The AMA has opposed the BMP Scheme since its inception and has consistently lobbied the Government to relax the heavy-handed conditions of the Scheme.
Dr Capolingua said the Government has consulted closely with the AMA to make the BMP Scheme fairer for medical students.
"All current BMP Scheme students will now be able to sign onto modified contracts that relax their duration, tenure, and return of service obligations," Dr Capolingua said.
"The changes make the system less draconian, but they will not solve the rural medical workforce crisis. To encourage doctors to take on country practice for the long term, we need incentives such as HECS relief and scholarships, not bonding."

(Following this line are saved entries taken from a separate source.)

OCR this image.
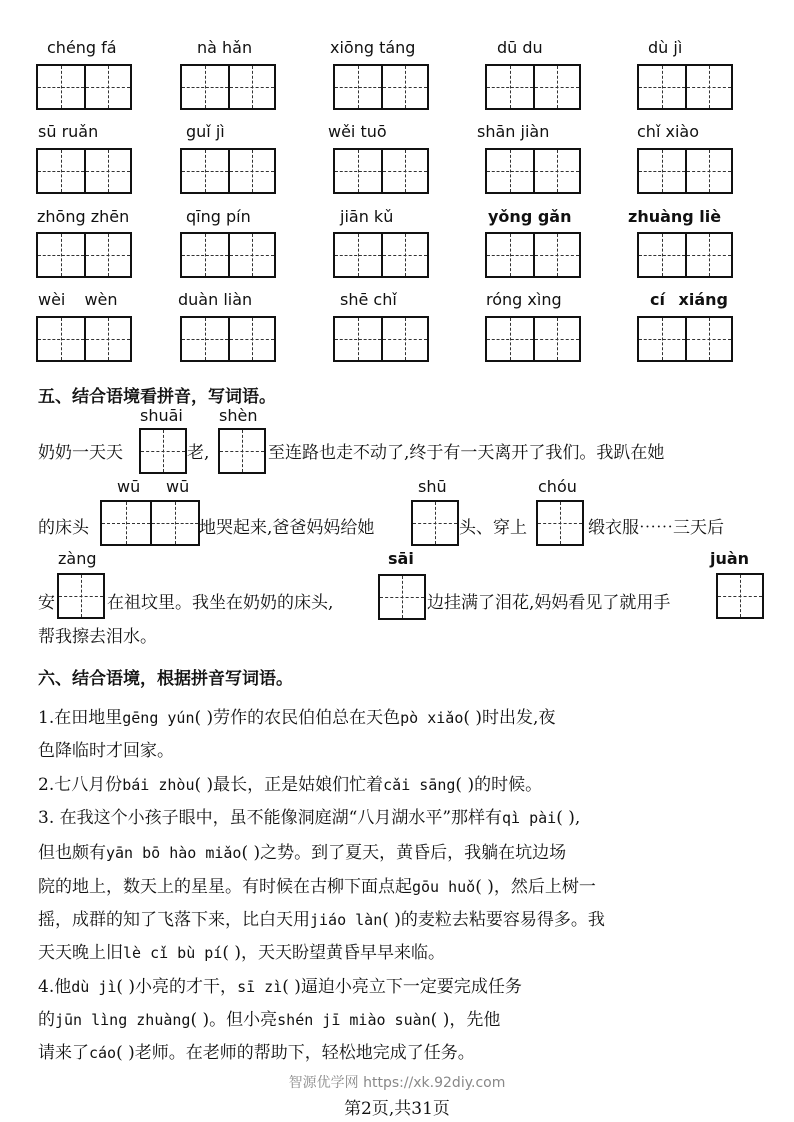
chéng fá	nà hǎn	xiōng táng	dū du	dù jì
sū ruǎn	guǐ jì	wěi tuō	shān jiàn	chǐ xiào
zhōng zhēn	qīng pín	jiān kǔ	yǒng gǎn	zhuàng liè
wèi wèn	duàn liàn	shē chǐ	róng xìng	cí xiáng
五、结合语境看拼音，写词语。
shuāi shèn
奶奶一天天	老,	至连路也走不动了,终于有一天离开了我们。我趴在她
wū wū	shū	chóu
的床头	地哭起来,爸爸妈妈给她	头、穿上	缎衣服⋯⋯三天后
zàng	sāi	juàn
安	在祖坟里。我坐在奶奶的床头,	边挂满了泪花,妈妈看见了就用手
帮我擦去泪水。
六、结合语境，根据拼音写词语。
1.在田地里gēng yún( )劳作的农民伯伯总在天色pò xiǎo( )时出发,夜
色降临时才回家。
2.七八月份bái zhòu( )最长，正是姑娘们忙着cǎi sāng( )的时候。
3. 在我这个小孩子眼中，虽不能像洞庭湖“八月湖水平”那样有qì pài( ),
但也颇有yān bō hào miǎo( )之势。到了夏天，黄昏后，我躺在坑边场
院的地上，数天上的星星。有时候在古柳下面点起gōu huǒ( )，然后上树一
摇，成群的知了飞落下来，比白天用jiáo làn( )的麦粒去粘要容易得多。我
天天晚上旧lè cǐ bù pí( )，天天盼望黄昏早早来临。
4.他dù jì( )小亮的才干，sī zì( )逼迫小亮立下一定要完成任务
的jūn lìng zhuàng( )。但小亮shén jī miào suàn( )，先他
请来了cáo( )老师。在老师的帮助下，轻松地完成了任务。
智源优学网 https://xk.92diy.com
第2页,共31页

Under the changes made to the BMP Scheme:
- the length of the return of service period is changed from a fixed six-year period to equal the length of the graduate medical degree - for example, a four-year degree would require four years of bonded service
- up to half of the return of service can now be met while completing either pre-vocational training, or vocational training; but the intern year does not count as eligible service
- the eligible 'districts of workforce shortage' for training to count towards the bond requirement have been expanded
- BMP students can now apply to stay in a district of workforce shortage from the time they begin vocational training.
The BMP Scheme was introduced in 2004 in response to the shortage of doctors in rural Australia — 234 HECS-funded medical school places were offered to students willing to be bonded to Government-designated areas of medical workforce shortage.
Bonded students do not receive financial assistance, scholarships or other incentives for either their basic medical degree or postgraduate vocational training, and must pay their HECS debt in full. The number of places offered each year has increased to 500.
The removal of the cap on full fee-paying places by the Government earlier this year added to the unfairness of bonding — people with the financial resources can avoid bonding, while more disadvantaged students may be forced to take a bonded place as their only means of entering medical school.